Eastern philosophy and religion became highly interlinked with the psychedelic culture in the '60s as comparisons between the psychedelic experience and religious concepts of higher mental states were made. Eastern practices, such as meditation were approached as alternative to psychedelics because the method can lead to similar mental awareness and for reaching higher mind stages. However, as noted by Patrick Lundborg that “the religious model is an interpretation, whereas the psychedelic experience, if registered according to proper phenomenology, is simply a description”* and these organized religions with their explanatory belief systems and traditions is not always the ideal model for the psychedelicists exploring their personal inner cosmos. One of the most famous examples of the merging of Eastern religion and psychedelia is Timothy Leary et al.´s guide-book The Psychedelic Experience where they linked the psychedelic trip to the Tibetan Book of the Dead and similarities were drawn between the effects of psychedelics and the intermediate steps of life and rebirth.
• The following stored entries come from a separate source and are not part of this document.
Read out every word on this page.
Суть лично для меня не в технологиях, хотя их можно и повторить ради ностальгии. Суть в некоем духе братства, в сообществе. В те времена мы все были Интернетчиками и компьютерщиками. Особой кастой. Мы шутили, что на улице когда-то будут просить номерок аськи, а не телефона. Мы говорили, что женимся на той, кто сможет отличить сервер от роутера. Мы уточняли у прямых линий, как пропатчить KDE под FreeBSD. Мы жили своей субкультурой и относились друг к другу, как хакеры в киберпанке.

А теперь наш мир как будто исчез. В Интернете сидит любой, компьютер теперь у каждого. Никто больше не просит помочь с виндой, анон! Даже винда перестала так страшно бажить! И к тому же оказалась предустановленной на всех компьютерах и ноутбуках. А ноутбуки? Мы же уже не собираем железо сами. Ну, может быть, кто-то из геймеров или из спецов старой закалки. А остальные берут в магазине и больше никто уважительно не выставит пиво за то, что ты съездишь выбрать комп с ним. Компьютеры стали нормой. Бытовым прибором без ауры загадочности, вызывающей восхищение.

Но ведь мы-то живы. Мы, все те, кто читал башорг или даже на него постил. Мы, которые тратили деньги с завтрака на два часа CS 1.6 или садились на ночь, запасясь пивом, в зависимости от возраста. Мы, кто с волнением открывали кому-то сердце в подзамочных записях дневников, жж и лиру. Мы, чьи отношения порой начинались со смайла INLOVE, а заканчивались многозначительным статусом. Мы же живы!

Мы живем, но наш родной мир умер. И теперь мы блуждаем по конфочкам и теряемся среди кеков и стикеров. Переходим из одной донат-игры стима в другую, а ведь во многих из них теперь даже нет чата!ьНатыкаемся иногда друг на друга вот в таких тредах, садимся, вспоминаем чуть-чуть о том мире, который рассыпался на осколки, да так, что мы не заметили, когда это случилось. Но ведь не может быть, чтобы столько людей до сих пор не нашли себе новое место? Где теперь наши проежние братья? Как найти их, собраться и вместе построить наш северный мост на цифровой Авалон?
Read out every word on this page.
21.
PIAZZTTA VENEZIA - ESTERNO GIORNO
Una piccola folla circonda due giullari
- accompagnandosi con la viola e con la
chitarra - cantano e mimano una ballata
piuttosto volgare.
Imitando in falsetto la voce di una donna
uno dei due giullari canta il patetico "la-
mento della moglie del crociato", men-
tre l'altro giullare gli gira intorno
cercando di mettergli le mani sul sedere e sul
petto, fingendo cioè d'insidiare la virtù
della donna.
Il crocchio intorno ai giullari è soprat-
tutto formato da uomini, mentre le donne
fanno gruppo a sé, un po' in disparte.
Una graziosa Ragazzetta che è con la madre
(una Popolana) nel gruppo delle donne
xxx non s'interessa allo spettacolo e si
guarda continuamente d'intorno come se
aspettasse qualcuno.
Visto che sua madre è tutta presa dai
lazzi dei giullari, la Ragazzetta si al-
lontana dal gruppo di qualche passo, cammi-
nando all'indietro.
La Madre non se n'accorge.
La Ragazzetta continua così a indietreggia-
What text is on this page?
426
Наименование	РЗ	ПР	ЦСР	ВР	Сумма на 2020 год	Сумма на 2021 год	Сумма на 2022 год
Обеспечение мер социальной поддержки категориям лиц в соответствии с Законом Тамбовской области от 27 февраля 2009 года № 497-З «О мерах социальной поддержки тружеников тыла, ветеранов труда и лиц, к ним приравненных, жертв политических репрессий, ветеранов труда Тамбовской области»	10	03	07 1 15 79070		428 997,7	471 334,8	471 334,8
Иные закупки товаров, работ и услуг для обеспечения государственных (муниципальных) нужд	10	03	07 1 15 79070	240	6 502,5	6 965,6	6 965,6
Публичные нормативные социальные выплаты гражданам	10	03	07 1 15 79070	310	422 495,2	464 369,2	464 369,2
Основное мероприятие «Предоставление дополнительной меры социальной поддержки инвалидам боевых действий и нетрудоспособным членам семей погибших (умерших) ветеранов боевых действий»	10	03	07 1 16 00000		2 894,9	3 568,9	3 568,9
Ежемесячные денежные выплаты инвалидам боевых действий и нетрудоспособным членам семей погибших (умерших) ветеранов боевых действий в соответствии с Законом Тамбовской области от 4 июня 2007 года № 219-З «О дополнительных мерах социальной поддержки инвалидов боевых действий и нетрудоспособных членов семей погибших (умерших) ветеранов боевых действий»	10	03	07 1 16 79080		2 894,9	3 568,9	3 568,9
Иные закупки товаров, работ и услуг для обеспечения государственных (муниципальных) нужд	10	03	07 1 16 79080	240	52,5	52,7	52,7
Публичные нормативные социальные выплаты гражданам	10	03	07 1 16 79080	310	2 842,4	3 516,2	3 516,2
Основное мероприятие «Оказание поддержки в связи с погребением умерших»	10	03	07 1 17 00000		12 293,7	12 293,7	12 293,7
The Eastern influences also made its way into the music and many artists started to incorporate Indian instruments, Eastern melodic structures and scales. For some, this was just a way to ride the hype whereas some had a more original approach to it and here we cherry-picked some of the ones that we think where more genuine in their influences of Eastern culture.
Spikedrivers (OM 1966)
-Often I Wonder
Orient Express-same (Mainstream 1969)
Bhagavan Das and Amazing Grace-Swaha (1974)
-Just Can't Keep From Crying
New Age-All Around (RD 1967/2007)
-Alone in a Wonderland
Ananda Shankar-Ananda Shankar and His Music (EMI 1975)
13th Floor Elevators-Easter Everywhere (IA 1967)
-Slip Inside This House
* Patrick Lundborg, Psychedlia – An Ancient Culture, A Modern Way of Living (2012), page 360.